In light of the court's reliance on this misinterpretation of previously uncited cases, the merits of Plaintiff's argument should be reconsidered by this court.


The court's ruling on the issue of Res Judicata should be reconsidered in light of newly-discovered facts. Plaintiff, a pro se litigant with no experience before the California Supreme Court, was unaware of the nature of that court's action until the Defendant State Bar procured a certified copy of Plaintiff's California Supreme Court file and presented it to this court as Exhibit 12-1. It was only very recently that Plaintiff noted that some member of the court staff handwrote a notation that "Court Clerk says treating as petition for review" (emphasis in original) on the cover of Plaintiff's Petition. This results in a manifest injustice, which only this court can remedy. As Plaintiff has argued, the State Bar did not adjudicate the merits of this case. The State Bar contended that it had no authority to do so. It conducted no discovery or followed other procedures which are prescribed by law for determining the merits of a case. This court misstates the facts when it reports, "In July 1993, Plaintiff filed a writ of mandate with the California Supreme Court seeking review of that decision." There was no decision, and Plaintiff did not seek "review" of it. Plaintiff accepted the statement of the State Bar that it lacked authority to deal with Plaintiff's petition, and so he petitioned the California Supreme Court to give such a mandate to the State Bar.
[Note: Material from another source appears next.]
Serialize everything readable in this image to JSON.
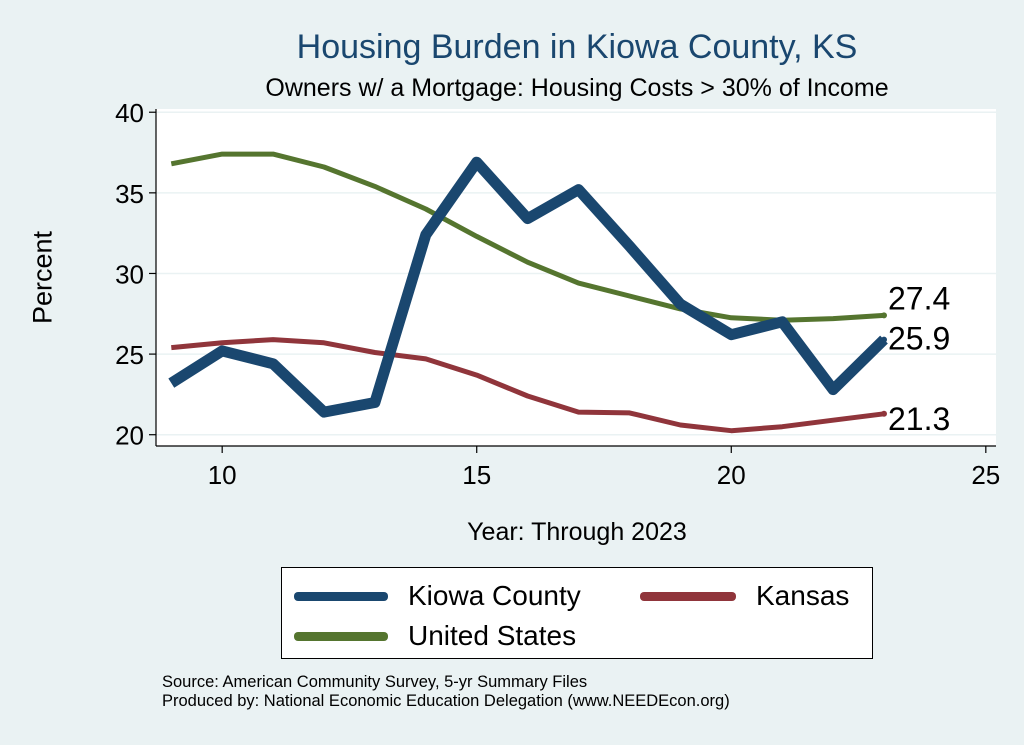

The conversion of Plaintiff's writ to one of "review" results in the following sequence:

(1) State Bar refuses to adjudicate merits of Plaintiff's case, citing lack of authority to do so.

(2) California Supreme Court refuses to review that decision.

(3) State Bar then asks Federal Court not to hear the merits of the case, claiming the "res" has been adjudicated by the mere refusal to hear it.

On page 6 of its Order, this court cites the case of Konigsberg v. State Bar 353 U.S. 252 (1957) in support of the contention that "the California Supreme Court's decision denying Plaintiff's Petition for Writ of Mandate or Other Appropriate Relief was a final, appealable judgment on the merits." Konigsberg received a number of hearings before the State Bar, which attempted to adjudicate the issues before it.  The best interpretation of the facts would hold that the California Court did not adjudicate the merits of that Petition; it simply reviewed the abstinence of the State Bar and agreed that the substantial federal issues could not be adjudicated by that body. The California court implicitly directed that those substantial federal issues be adjudicated in Federal Court.


More is at stake in this case than the admission of one individual to the practice of law. Plaintiff has extensively documented the history of the oath, and has shown that the secularization of the oath has resulted in its trivialization. Those who have taken the oath (which the U.S. Supreme Court has held should indicate an affirmation of "the organic law" of the nation) have gone on to repudiate the organic law, thus violating their oaths. This is producing a breakdown in the integrity of the legal order itself. Permitting a Trinitarian oath will foment a reconstruction of the oath and the integrity of the law.

Plaintiff respectfully requests that this court reconsider these issues.